In what has become a nationally watched initiative, advocates are pushing Minnesota lawmakers to pass a bill which would create a presumption that both parents have equal child custody rights if they separate.
Under current Minnesota law, unmarried mothers are granted sole custody of a child unless a court determines otherwise. Unmarried fathers must go to court in order to obtain custody or parenting time rights. As a result, only one in six dads across the country is the custodial parent in divided families, according to the most recent data from the U.S. Census Bureau.
The bill, known as the Children's Equal and Shared Parenting Act, would provide equal treatment for fathers that could lead to rich and meaningful parental relationships. For example, children that grow up with a strong father figure have lower drop-out rates and a reduced risk of alcohol and drug abuse.
Supporters also point out that many child custody laws date back to when fathers worked while the mother stayed home. The bill would update child custody for a time when men and women work at similar rates.
Despite the potential benefits of dual custody, some people oppose the bill. These opponents worry that joint physical custody and equal shared parenting may increase the possibility of family conflict.
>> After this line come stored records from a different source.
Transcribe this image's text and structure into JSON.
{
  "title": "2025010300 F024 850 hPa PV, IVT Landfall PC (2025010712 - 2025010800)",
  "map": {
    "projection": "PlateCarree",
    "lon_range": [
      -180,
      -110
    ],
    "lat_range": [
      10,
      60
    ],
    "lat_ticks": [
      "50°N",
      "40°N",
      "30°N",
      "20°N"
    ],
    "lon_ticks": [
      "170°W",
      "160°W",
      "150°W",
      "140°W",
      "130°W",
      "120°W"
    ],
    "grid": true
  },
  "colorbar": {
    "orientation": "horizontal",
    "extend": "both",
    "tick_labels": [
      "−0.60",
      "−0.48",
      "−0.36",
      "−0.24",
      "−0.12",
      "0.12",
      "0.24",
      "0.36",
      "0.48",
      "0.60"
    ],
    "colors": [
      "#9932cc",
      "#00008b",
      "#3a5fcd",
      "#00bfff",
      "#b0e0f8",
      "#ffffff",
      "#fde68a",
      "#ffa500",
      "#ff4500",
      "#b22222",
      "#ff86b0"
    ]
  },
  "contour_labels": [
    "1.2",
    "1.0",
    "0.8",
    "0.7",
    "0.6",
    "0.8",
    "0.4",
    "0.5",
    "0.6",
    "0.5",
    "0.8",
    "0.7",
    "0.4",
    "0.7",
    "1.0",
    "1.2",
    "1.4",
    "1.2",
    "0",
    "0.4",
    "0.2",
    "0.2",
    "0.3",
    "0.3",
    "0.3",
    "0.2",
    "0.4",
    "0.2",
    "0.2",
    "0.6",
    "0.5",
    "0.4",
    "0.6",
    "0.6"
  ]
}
Proponents counter, however, that the bill would actually reduce conflict by including all concerned parents. In cases of domestic violence, the bill would not change the protections in place to help victims. Likewise, the bill would not reduce judicial discretion in such cases.
Another problem is the price tag. The Minnesota court system has estimated the bill would cost the court system $4 million annually. However, supporters disagree with the estimate's accuracy, noting that fees will bring that figure down.